Jul 22, 2009

Congress Enraged At Obama's Inability to Come Up With a Gitmo Plan For Them to Reject [Politics]

The Obama administration was supposed to release a plan to close Guantanamo this week, but the report was delayed, because Congress refused to pay to send prisoners to the US. Now Congress is furious, that the report was delayed.

See, back in May, the Senate voted 90-6 against paying to close the illegal overseas prison, because Obama planned to transfer some of the prisoners to the US. As the Democratic Majority Leader Harry Reid said, at the time:

Harry Reid, the Democratic leader in the Senate, said that none of Guantánamo's detainees should be transferred to the US to stand trial or serve time in prison. "We don't want them around," he said. "I can't make it any more clear … We will never allow terrorists to be released in the United States."

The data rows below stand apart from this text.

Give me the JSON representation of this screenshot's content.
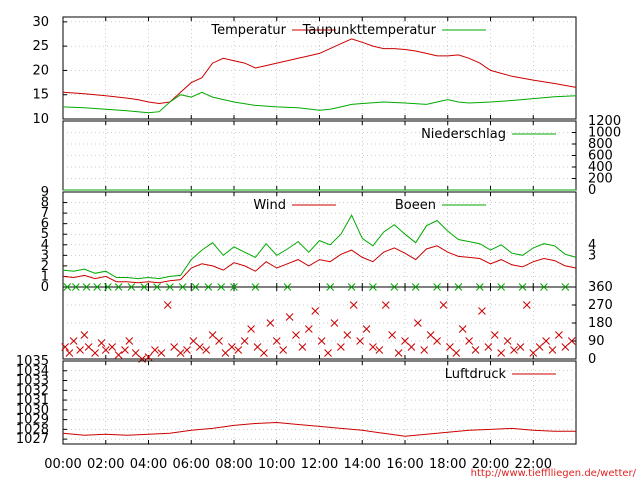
{
  "chart_data": {
    "type": "line",
    "x_tick_labels": [
      "00:00",
      "02:00",
      "04:00",
      "06:00",
      "08:00",
      "10:00",
      "12:00",
      "14:00",
      "16:00",
      "18:00",
      "20:00",
      "22:00"
    ],
    "source_url": "http://www.tiefflliegen.de/wetter/",
    "panels": [
      {
        "id": "temperature",
        "ylim": [
          10,
          31
        ],
        "y_ticks": [
          10,
          15,
          20,
          25,
          30
        ],
        "y_tick_labels": [
          "10",
          "15",
          "20",
          "25",
          "30"
        ],
        "series": [
          {
            "name": "Temperatur",
            "color": "#cc0000",
            "hours": [
              0,
              1,
              2,
              3,
              3.5,
              4,
              4.5,
              5,
              5.5,
              6,
              6.5,
              7,
              7.5,
              8,
              8.5,
              9,
              9.5,
              10,
              10.5,
              11,
              11.5,
              12,
              12.5,
              13,
              13.5,
              14,
              14.5,
              15,
              15.5,
              16,
              16.5,
              17,
              17.5,
              18,
              18.5,
              19,
              19.5,
              20,
              21,
              22,
              23,
              24
            ],
            "values": [
              15.5,
              15.2,
              14.8,
              14.3,
              14,
              13.5,
              13.2,
              13.5,
              15.5,
              17.5,
              18.5,
              21.5,
              22.5,
              22,
              21.5,
              20.5,
              21,
              21.5,
              22,
              22.5,
              23,
              23.5,
              24.5,
              25.5,
              26.5,
              25.8,
              25,
              24.5,
              24.5,
              24.3,
              24,
              23.5,
              23,
              23,
              23.2,
              22.5,
              21.5,
              20,
              18.8,
              18,
              17.3,
              16.5
            ]
          },
          {
            "name": "Taupunkttemperatur",
            "color": "#00aa00",
            "hours": [
              0,
              1,
              2,
              3,
              4,
              4.5,
              5,
              5.5,
              6,
              6.5,
              7,
              8,
              9,
              10,
              11,
              12,
              12.5,
              13,
              13.5,
              14,
              15,
              16,
              17,
              17.5,
              18,
              18.5,
              19,
              20,
              21,
              22,
              23,
              24
            ],
            "values": [
              12.5,
              12.3,
              12,
              11.7,
              11.3,
              11.5,
              13.5,
              15,
              14.5,
              15.5,
              14.5,
              13.5,
              12.8,
              12.5,
              12.3,
              11.8,
              12,
              12.5,
              13,
              13.2,
              13.5,
              13.3,
              13,
              13.5,
              14,
              13.5,
              13.3,
              13.5,
              13.8,
              14.2,
              14.6,
              14.8
            ]
          }
        ]
      },
      {
        "id": "precipitation",
        "ylim": [
          0,
          1200
        ],
        "y_ticks": [
          0,
          200,
          400,
          600,
          800,
          1000,
          1200
        ],
        "y_tick_labels": [
          "0",
          "200",
          "400",
          "600",
          "800",
          "1000",
          "1200"
        ],
        "series": [
          {
            "name": "Niederschlag",
            "color": "#00aa00",
            "hours": [
              0,
              24
            ],
            "values": [
              0,
              0
            ]
          }
        ]
      },
      {
        "id": "wind",
        "ylim": [
          0,
          9
        ],
        "y_ticks": [
          0,
          1,
          2,
          3,
          4,
          5,
          6,
          7,
          8,
          9
        ],
        "y_tick_labels": [
          "0",
          "1",
          "2",
          "3",
          "4",
          "5",
          "6",
          "7",
          "8",
          "9"
        ],
        "right_ticks": [
          3,
          4
        ],
        "right_tick_labels": [
          "3",
          "4"
        ],
        "series": [
          {
            "name": "Wind",
            "color": "#cc0000",
            "hours": [
              0,
              0.5,
              1,
              1.5,
              2,
              2.5,
              3,
              3.5,
              4,
              4.5,
              5,
              5.5,
              6,
              6.5,
              7,
              7.5,
              8,
              8.5,
              9,
              9.5,
              10,
              10.5,
              11,
              11.5,
              12,
              12.5,
              13,
              13.5,
              14,
              14.5,
              15,
              15.5,
              16,
              16.5,
              17,
              17.5,
              18,
              18.5,
              19,
              19.5,
              20,
              20.5,
              21,
              21.5,
              22,
              22.5,
              23,
              23.5,
              24
            ],
            "values": [
              1.0,
              0.9,
              1.1,
              0.8,
              1.0,
              0.5,
              0.5,
              0.4,
              0.5,
              0.4,
              0.6,
              0.7,
              1.8,
              2.2,
              2.0,
              1.6,
              2.3,
              2.0,
              1.5,
              2.4,
              1.8,
              2.2,
              2.6,
              2.0,
              2.6,
              2.4,
              3.1,
              3.5,
              2.8,
              2.4,
              3.3,
              3.7,
              3.2,
              2.6,
              3.6,
              3.9,
              3.3,
              2.9,
              2.8,
              2.7,
              2.2,
              2.6,
              2.1,
              1.9,
              2.4,
              2.7,
              2.5,
              2.0,
              1.8
            ]
          },
          {
            "name": "Boeen",
            "color": "#00aa00",
            "hours": [
              0,
              0.5,
              1,
              1.5,
              2,
              2.5,
              3,
              3.5,
              4,
              4.5,
              5,
              5.5,
              6,
              6.5,
              7,
              7.5,
              8,
              8.5,
              9,
              9.5,
              10,
              10.5,
              11,
              11.5,
              12,
              12.5,
              13,
              13.5,
              14,
              14.5,
              15,
              15.5,
              16,
              16.5,
              17,
              17.5,
              18,
              18.5,
              19,
              19.5,
              20,
              20.5,
              21,
              21.5,
              22,
              22.5,
              23,
              23.5,
              24
            ],
            "values": [
              1.6,
              1.5,
              1.7,
              1.3,
              1.5,
              0.9,
              0.9,
              0.8,
              0.9,
              0.8,
              1.0,
              1.1,
              2.6,
              3.5,
              4.2,
              3.0,
              3.8,
              3.3,
              2.8,
              4.1,
              3.0,
              3.6,
              4.3,
              3.3,
              4.4,
              4.0,
              5.0,
              6.8,
              4.6,
              3.9,
              5.2,
              5.9,
              5.0,
              4.2,
              5.8,
              6.3,
              5.3,
              4.5,
              4.3,
              4.1,
              3.5,
              4.0,
              3.2,
              3.0,
              3.7,
              4.1,
              3.9,
              3.1,
              2.8
            ]
          }
        ]
      },
      {
        "id": "wind_direction",
        "ylim": [
          0,
          360
        ],
        "y_ticks": [
          0,
          90,
          180,
          270,
          360
        ],
        "y_tick_labels": [
          "0",
          "90",
          "180",
          "270",
          "360"
        ],
        "series": [
          {
            "name": "",
            "color": "#cc0000",
            "hours": [
              0.1,
              0.3,
              0.5,
              0.8,
              1.0,
              1.2,
              1.5,
              1.8,
              2.0,
              2.3,
              2.6,
              2.9,
              3.1,
              3.4,
              3.7,
              4.0,
              4.3,
              4.6,
              4.9,
              5.2,
              5.5,
              5.8,
              6.1,
              6.4,
              6.7,
              7.0,
              7.3,
              7.6,
              7.9,
              8.2,
              8.5,
              8.8,
              9.1,
              9.4,
              9.7,
              10.0,
              10.3,
              10.6,
              10.9,
              11.2,
              11.5,
              11.8,
              12.1,
              12.4,
              12.7,
              13.0,
              13.3,
              13.6,
              13.9,
              14.2,
              14.5,
              14.8,
              15.1,
              15.4,
              15.7,
              16.0,
              16.3,
              16.6,
              16.9,
              17.2,
              17.5,
              17.8,
              18.1,
              18.4,
              18.7,
              19.0,
              19.3,
              19.6,
              19.9,
              20.2,
              20.5,
              20.8,
              21.1,
              21.4,
              21.7,
              22.0,
              22.3,
              22.6,
              22.9,
              23.2,
              23.5,
              23.8
            ],
            "values": [
              60,
              30,
              90,
              45,
              120,
              60,
              30,
              80,
              45,
              60,
              20,
              45,
              90,
              30,
              0,
              10,
              45,
              30,
              270,
              60,
              30,
              45,
              90,
              60,
              45,
              120,
              90,
              30,
              60,
              45,
              90,
              150,
              60,
              30,
              180,
              90,
              45,
              210,
              120,
              60,
              150,
              240,
              90,
              30,
              180,
              60,
              120,
              270,
              90,
              150,
              60,
              45,
              270,
              120,
              30,
              90,
              60,
              180,
              45,
              120,
              90,
              270,
              60,
              30,
              150,
              90,
              45,
              240,
              60,
              120,
              30,
              90,
              45,
              60,
              270,
              30,
              60,
              90,
              45,
              120,
              60,
              90
            ]
          },
          {
            "name": "",
            "color": "#00aa00",
            "hours": [
              0.2,
              0.6,
              1.1,
              1.6,
              2.1,
              2.6,
              3.2,
              3.8,
              4.4,
              5.0,
              5.6,
              6.2,
              6.8,
              7.4,
              8.0,
              9.0,
              10.5,
              12.5,
              13.5,
              14.5,
              15.5,
              16.5,
              17.5,
              18.5,
              19.5,
              20.5,
              21.5,
              22.5,
              23.5
            ],
            "values": [
              360,
              360,
              360,
              360,
              360,
              360,
              360,
              360,
              360,
              360,
              360,
              360,
              360,
              360,
              360,
              360,
              360,
              360,
              360,
              360,
              360,
              360,
              360,
              360,
              360,
              360,
              360,
              360,
              360
            ]
          }
        ]
      },
      {
        "id": "pressure",
        "ylim": [
          1026.5,
          1035
        ],
        "y_ticks": [
          1027,
          1028,
          1029,
          1030,
          1031,
          1032,
          1033,
          1034,
          1035
        ],
        "y_tick_labels": [
          "1027",
          "1028",
          "1029",
          "1030",
          "1031",
          "1032",
          "1033",
          "1034",
          "1035"
        ],
        "series": [
          {
            "name": "Luftdruck",
            "color": "#cc0000",
            "hours": [
              0,
              1,
              2,
              3,
              4,
              5,
              6,
              7,
              8,
              9,
              10,
              11,
              12,
              13,
              14,
              15,
              16,
              17,
              18,
              19,
              20,
              21,
              22,
              23,
              24
            ],
            "values": [
              1027.6,
              1027.4,
              1027.5,
              1027.4,
              1027.5,
              1027.6,
              1027.9,
              1028.1,
              1028.4,
              1028.6,
              1028.7,
              1028.5,
              1028.3,
              1028.1,
              1027.9,
              1027.6,
              1027.3,
              1027.5,
              1027.7,
              1027.9,
              1028.0,
              1028.1,
              1027.9,
              1027.8,
              1027.8
            ]
          }
        ]
      }
    ]
  }
}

This utter refusal by the President's own party to do something mildly politically difficult proved a bit of a setback for the Gitmo task force! Congress refuses to allow these people to come to the US, and so other countries may be a little reluctant to take them off our hands. It is hard to come up with a good plan to close the site now, right?

Oh, boo hoo, Democrats in congress say now, our own cowardice ruined your little task force?

House and Senate Democrats on Tuesday had a message for the White House regarding President Barack Obama's insistence on closing the prison at Guantánamo Bay, Cuba: No plan for the detainees? No money.

"They will have no money available until we get a plan. It's that simple," House Appropriations Subcommittee on Defense Chairman John Murtha (D-Pa.) said. "It's my bill."

Yes, well, wanting a plan before you pay the money is understandable, but when you all had a competition to see who could play into bullshit Republican fearmongering the hardest last spring and proved that any Guantanamo-closing plan that involves closing Guantanamo would end up causing all of you to wet your pants, it is hard for us to take you at your word, here, Congress.